Genevieve Pinto Zipp, EdD

Committee Member

Doreen Stiskal, PhD

Committee Member

Ning “Jackie” Zhang, PhD

Keywords

Innovation, Team Climate, Creativity, Resilience, High Performing Teams, Healthcare R&D

Abstract

This study evaluated the interaction between team climate, resilience, and innovation process. Studies of team resilience (within and outside of healthcare) have traditionally focused on the collective behaviors and activities of high resilience and high performing teams, and the process by which they purposefully fostered team resilience among their members. Many of the studies considered the macro-level environment in which a team operated, in other words, the culture or the climate of an organization, as a key factor or input into the potential resilience of a team. The majority of the literature examined these resilience behaviors in planned innovation process models – such as traditional R&D organizations that followed the Deming cycle (Plan-Do-Study-Act) or Quality Management (QM) frameworks with formal resilience processes baked into their process. Over the past 20 years, however, novel, emergent innovation models had been increasingly adopted by organizations. These models included Open Innovation, Disruptive Innovation, and Agile methodologies among others.

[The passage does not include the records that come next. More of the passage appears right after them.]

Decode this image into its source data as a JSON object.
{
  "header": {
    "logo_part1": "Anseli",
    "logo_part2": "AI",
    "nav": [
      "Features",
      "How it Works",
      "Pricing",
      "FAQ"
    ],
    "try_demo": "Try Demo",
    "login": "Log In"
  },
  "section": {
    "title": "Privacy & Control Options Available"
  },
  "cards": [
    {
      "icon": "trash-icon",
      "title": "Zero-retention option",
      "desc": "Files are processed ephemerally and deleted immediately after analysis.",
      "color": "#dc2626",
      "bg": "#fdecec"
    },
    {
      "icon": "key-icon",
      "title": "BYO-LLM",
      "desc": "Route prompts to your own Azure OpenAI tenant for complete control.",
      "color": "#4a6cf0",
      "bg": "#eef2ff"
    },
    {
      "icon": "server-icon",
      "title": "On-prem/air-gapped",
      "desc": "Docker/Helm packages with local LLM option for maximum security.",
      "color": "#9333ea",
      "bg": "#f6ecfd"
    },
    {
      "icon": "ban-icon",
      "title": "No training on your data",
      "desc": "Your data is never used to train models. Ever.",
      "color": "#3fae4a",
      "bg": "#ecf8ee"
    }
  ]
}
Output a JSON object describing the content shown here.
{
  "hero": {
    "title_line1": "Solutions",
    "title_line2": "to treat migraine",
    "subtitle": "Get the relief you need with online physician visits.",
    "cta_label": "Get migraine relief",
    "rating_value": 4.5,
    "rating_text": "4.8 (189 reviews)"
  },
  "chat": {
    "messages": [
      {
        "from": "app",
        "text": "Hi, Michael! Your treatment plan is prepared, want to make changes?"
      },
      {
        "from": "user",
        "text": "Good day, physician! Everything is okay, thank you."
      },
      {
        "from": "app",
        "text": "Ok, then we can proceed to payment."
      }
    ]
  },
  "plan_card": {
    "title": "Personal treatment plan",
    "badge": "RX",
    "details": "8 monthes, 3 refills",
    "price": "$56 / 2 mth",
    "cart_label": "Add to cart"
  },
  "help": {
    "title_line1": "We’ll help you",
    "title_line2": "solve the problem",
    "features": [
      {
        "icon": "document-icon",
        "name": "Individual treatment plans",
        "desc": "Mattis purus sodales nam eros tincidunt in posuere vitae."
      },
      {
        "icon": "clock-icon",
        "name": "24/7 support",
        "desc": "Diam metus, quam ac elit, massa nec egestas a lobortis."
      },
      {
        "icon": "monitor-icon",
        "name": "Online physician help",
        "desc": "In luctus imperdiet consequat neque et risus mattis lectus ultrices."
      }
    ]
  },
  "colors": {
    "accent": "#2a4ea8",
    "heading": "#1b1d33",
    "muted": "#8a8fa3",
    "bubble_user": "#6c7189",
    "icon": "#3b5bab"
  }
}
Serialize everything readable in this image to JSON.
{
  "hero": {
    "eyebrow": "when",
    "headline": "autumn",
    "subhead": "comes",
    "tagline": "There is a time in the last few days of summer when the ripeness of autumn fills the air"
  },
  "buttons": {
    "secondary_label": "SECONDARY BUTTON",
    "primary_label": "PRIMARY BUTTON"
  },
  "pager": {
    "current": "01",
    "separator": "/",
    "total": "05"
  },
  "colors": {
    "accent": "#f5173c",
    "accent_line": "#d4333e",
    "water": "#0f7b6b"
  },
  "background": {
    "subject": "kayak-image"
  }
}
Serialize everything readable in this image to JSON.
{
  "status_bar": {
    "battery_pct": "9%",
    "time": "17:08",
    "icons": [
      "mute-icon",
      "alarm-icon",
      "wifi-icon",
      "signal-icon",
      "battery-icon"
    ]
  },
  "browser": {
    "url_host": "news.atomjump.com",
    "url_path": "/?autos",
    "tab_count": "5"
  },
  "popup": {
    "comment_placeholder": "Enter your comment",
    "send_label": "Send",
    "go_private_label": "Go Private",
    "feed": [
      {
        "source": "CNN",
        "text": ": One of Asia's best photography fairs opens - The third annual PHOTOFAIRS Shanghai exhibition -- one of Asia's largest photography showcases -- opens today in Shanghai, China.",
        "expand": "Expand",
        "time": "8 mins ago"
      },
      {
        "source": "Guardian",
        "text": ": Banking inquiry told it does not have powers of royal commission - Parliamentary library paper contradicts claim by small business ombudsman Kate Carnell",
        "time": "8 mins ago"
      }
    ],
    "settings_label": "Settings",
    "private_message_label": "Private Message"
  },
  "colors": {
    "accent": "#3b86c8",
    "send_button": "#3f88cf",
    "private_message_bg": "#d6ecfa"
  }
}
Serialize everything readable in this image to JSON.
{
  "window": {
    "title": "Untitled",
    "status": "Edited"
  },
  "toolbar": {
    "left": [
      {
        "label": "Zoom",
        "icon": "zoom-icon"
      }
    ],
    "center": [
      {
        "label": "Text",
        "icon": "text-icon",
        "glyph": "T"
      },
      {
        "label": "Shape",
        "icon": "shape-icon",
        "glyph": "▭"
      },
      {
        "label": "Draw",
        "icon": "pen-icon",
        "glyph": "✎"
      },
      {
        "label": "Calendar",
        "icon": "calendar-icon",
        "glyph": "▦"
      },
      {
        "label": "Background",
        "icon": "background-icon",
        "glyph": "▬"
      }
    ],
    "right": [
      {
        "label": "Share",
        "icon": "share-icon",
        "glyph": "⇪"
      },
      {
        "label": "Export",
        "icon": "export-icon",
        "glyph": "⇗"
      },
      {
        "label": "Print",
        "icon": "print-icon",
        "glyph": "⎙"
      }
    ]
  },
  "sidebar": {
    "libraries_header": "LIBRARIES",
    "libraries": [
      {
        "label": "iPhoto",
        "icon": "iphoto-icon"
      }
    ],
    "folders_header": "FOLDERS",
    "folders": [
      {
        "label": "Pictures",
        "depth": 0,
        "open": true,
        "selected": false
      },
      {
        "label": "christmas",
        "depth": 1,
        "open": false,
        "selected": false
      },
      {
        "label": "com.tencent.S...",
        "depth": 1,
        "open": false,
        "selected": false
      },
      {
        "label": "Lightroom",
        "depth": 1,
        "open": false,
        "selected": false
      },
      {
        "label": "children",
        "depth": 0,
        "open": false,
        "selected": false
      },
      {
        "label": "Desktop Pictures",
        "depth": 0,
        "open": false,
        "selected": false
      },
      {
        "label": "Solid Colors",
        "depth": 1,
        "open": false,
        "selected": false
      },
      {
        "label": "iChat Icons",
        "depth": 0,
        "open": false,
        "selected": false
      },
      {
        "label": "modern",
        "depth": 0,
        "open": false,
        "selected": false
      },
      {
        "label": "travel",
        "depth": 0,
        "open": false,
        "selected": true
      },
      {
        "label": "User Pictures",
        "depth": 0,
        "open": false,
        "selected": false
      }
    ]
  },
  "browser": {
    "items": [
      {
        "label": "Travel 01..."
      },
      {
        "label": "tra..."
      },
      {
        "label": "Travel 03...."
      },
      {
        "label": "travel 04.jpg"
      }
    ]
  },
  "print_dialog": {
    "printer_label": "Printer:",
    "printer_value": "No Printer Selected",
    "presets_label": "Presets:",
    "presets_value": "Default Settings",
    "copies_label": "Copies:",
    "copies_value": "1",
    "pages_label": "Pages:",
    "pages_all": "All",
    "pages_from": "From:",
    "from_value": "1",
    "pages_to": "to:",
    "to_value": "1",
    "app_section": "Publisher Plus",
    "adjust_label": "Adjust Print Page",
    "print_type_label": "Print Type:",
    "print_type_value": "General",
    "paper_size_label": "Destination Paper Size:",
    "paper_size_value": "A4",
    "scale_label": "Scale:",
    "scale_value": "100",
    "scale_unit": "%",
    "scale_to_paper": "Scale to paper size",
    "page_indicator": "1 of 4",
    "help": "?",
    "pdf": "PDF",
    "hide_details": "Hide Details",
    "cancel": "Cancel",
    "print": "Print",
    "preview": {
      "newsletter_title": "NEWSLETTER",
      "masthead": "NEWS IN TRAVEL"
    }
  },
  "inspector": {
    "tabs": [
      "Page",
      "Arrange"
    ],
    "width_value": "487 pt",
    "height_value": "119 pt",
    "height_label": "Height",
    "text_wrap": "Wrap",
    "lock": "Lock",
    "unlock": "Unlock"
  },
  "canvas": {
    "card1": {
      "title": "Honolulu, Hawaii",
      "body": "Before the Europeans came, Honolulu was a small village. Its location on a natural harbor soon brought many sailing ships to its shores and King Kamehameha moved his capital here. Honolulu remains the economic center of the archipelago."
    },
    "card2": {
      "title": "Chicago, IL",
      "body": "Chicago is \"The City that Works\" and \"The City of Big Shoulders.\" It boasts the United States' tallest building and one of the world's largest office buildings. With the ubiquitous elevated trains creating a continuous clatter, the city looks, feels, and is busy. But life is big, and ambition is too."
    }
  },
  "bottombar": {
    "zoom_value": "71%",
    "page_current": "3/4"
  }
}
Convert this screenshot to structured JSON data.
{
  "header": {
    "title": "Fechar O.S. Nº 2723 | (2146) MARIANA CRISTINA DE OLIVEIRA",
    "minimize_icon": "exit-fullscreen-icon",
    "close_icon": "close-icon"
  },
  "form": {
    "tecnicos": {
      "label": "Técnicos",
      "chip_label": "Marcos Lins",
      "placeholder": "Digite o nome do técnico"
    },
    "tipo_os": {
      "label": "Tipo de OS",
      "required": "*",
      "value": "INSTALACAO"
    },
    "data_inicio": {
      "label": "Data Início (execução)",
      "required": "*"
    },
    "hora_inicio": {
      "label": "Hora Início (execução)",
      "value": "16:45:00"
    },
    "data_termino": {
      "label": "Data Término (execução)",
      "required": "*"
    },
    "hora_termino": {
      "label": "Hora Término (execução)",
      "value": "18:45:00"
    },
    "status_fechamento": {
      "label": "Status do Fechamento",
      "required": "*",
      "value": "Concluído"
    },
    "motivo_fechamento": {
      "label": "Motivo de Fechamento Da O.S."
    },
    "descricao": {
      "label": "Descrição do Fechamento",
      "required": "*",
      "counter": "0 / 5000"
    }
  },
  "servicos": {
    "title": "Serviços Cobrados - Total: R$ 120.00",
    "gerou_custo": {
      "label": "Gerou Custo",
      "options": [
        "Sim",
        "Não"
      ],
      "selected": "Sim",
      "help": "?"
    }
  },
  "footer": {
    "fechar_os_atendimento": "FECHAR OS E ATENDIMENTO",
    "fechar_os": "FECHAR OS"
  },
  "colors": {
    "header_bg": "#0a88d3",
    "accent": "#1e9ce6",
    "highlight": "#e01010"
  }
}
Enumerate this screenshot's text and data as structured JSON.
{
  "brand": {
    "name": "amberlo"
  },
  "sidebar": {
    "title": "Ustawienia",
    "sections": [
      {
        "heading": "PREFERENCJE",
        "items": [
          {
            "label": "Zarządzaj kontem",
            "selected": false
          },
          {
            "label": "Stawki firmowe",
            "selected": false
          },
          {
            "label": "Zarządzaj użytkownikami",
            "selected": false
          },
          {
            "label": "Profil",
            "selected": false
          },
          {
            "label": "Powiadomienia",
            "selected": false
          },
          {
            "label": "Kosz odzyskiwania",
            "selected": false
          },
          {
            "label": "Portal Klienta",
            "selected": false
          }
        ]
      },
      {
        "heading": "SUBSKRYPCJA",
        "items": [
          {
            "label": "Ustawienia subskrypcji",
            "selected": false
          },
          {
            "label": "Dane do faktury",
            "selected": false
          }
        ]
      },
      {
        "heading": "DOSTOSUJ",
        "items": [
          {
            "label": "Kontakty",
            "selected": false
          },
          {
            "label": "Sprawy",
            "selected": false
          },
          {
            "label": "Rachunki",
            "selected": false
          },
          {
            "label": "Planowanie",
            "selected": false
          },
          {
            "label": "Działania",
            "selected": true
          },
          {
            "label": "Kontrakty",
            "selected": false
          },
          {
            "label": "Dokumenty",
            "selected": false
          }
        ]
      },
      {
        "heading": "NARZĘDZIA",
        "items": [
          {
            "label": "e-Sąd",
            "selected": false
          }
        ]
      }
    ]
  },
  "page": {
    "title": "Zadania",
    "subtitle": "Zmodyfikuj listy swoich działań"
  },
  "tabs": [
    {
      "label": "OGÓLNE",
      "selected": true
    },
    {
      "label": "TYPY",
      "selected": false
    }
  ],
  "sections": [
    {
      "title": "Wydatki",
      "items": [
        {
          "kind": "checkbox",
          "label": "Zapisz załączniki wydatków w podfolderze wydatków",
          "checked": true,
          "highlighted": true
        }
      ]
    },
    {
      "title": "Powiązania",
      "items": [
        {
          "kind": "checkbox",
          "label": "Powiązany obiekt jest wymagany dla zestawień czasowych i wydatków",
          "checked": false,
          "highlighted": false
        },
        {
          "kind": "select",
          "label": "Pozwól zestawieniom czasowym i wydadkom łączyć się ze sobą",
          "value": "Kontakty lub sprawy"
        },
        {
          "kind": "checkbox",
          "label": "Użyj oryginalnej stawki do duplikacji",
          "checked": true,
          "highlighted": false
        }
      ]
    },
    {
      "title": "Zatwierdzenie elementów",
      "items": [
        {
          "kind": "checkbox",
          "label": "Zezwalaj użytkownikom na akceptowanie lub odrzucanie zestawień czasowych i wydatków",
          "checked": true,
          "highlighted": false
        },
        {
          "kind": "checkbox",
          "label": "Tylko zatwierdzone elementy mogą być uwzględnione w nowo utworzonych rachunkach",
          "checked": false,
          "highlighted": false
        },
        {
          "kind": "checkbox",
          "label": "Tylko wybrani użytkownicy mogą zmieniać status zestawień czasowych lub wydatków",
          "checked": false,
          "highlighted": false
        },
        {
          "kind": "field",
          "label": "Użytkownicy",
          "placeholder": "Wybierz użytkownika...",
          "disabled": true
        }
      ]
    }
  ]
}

There was a lack of research published on the relationship between culture/climate and resilience behaviors in teams working in emergent innovation models. This study utilized two surveys to evaluate the relationship between team culture/work climate and innovation resilience behaviors between groups who self-identified as using planned versus using emergent innovation process models. Recruited participants, after completing informed consent and demographic and grouping questions in an online portal, completed the Innovation Resilience Behaviors Scale followed by the Situational Outlook Questionnaire®. Study results were tabulated to ascertain the relationship between team work climate, innovation resilience behaviors, and innovation process model.

Results show a significant correlation between Innovation Model and Team Voice Category, χ2(2) = 6.006, p = .05 and a multiple linear regression model showed that the factors of Team Psychological Safety Score, Team Leadership Score, Team Voice Score, Team IRB Score, Challenge/Involvement, Freedom, TrustOpenness, Idea/Time, Playfulness/Humor, Conflict, Idea/Support, Debate, and Risk-Taking significantly predicted Innovation Score, F (13, 108) = 2.015, p = .026 adj r = 0.098. Team Leadership Score and Playfulness/Humor added statistically to the prediction, p < .05. A post hoc Pearson’s r pairwise comparison demonstrated that Innovation Score correlated with Team Psychological Safety Score (r=-0.261), Team Voice Score (r=-0.224), Team IRB Score (r=-0.169), Challenge/ Involvement (r=-0.251), Freedom (r=-0.237), Trust/Openness (r=-0.264), Idea Time (r=-0.246), Conflict (r=0.159), Idea Support (r=-0.246), Debate(r=-0.228), and Risk-Taking (r=-0.264). Chronbach’s α for the study demonstrated an internal validity of α = .68.

These results suggest that Planned Innovation models are associated with higher conflict, and that Emergent Innovation is correlated with higher levels of team resilience and important markers of team climate.